Puis vint la réalisation brutale : Lucas ne reviendrait peut-être jamais. Cette pensée la frappa comme un coup de poignard, réveillant en elle une douleur qu’elle n’avait pas ressentie depuis des siècles. Elle se retrouvait seule à nouveau, abandonnée dans une ville étrangère, sans aucune explication, sans aucune certitude. L’espoir qui l’avait portée jusqu’ici se transforma en désespoir, et la maison autrefois pleine de vie devint son nouveau tombeau.

Chaque pièce lui rappelait Lucas, chaque objet portait la marque de son absence. Les nuits étaient les plus dures, longues et interminables, peuplées de souvenirs et de larmes. Okimi avait voulu croire en un avenir différent, en un bonheur partagé avec lui, mais la réalité était cruelle. Elle était à nouveau seule, et cette fois, la douleur de l’abandon était encore plus profonde, car elle avait laissé son cœur s’ouvrir, elle avait osé aimer, alors qu'elle savait... Cela ne pouvait finir que de cette façon.

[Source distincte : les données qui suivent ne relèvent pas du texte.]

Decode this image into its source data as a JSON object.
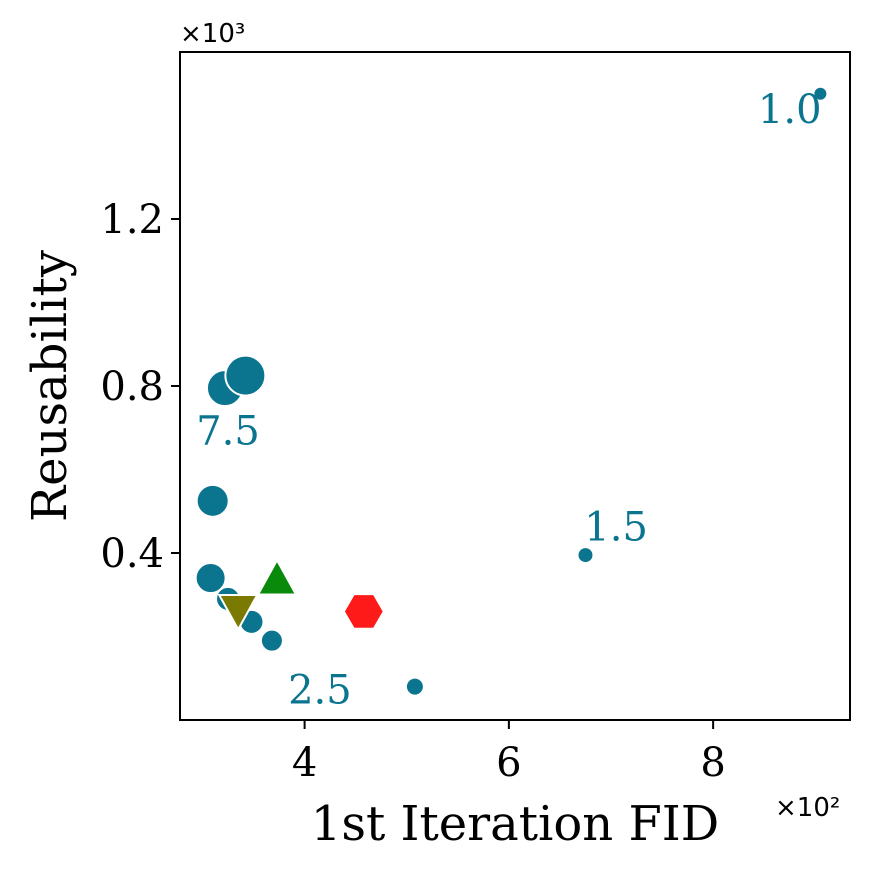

Le temps passa, mais la peine ne s’estompa pas. Okimi, perdue dans ce pays qu’elle ne connaissait pas, ne savait plus quoi faire ni où aller. Elle était prisonnière de son chagrin, enfermée dans cette maison qui lui rappelait sans cesse ce qu’elle avait perdu. La ville qui l’entourait, autrefois pleine de promesses, n’était plus qu’un lieu hostile, étranger et sombre. Elle avait tout quitté pour Lucas, et à présent, elle se retrouvait à nouveau brisée, sans savoir si elle pourrait un jour se relever.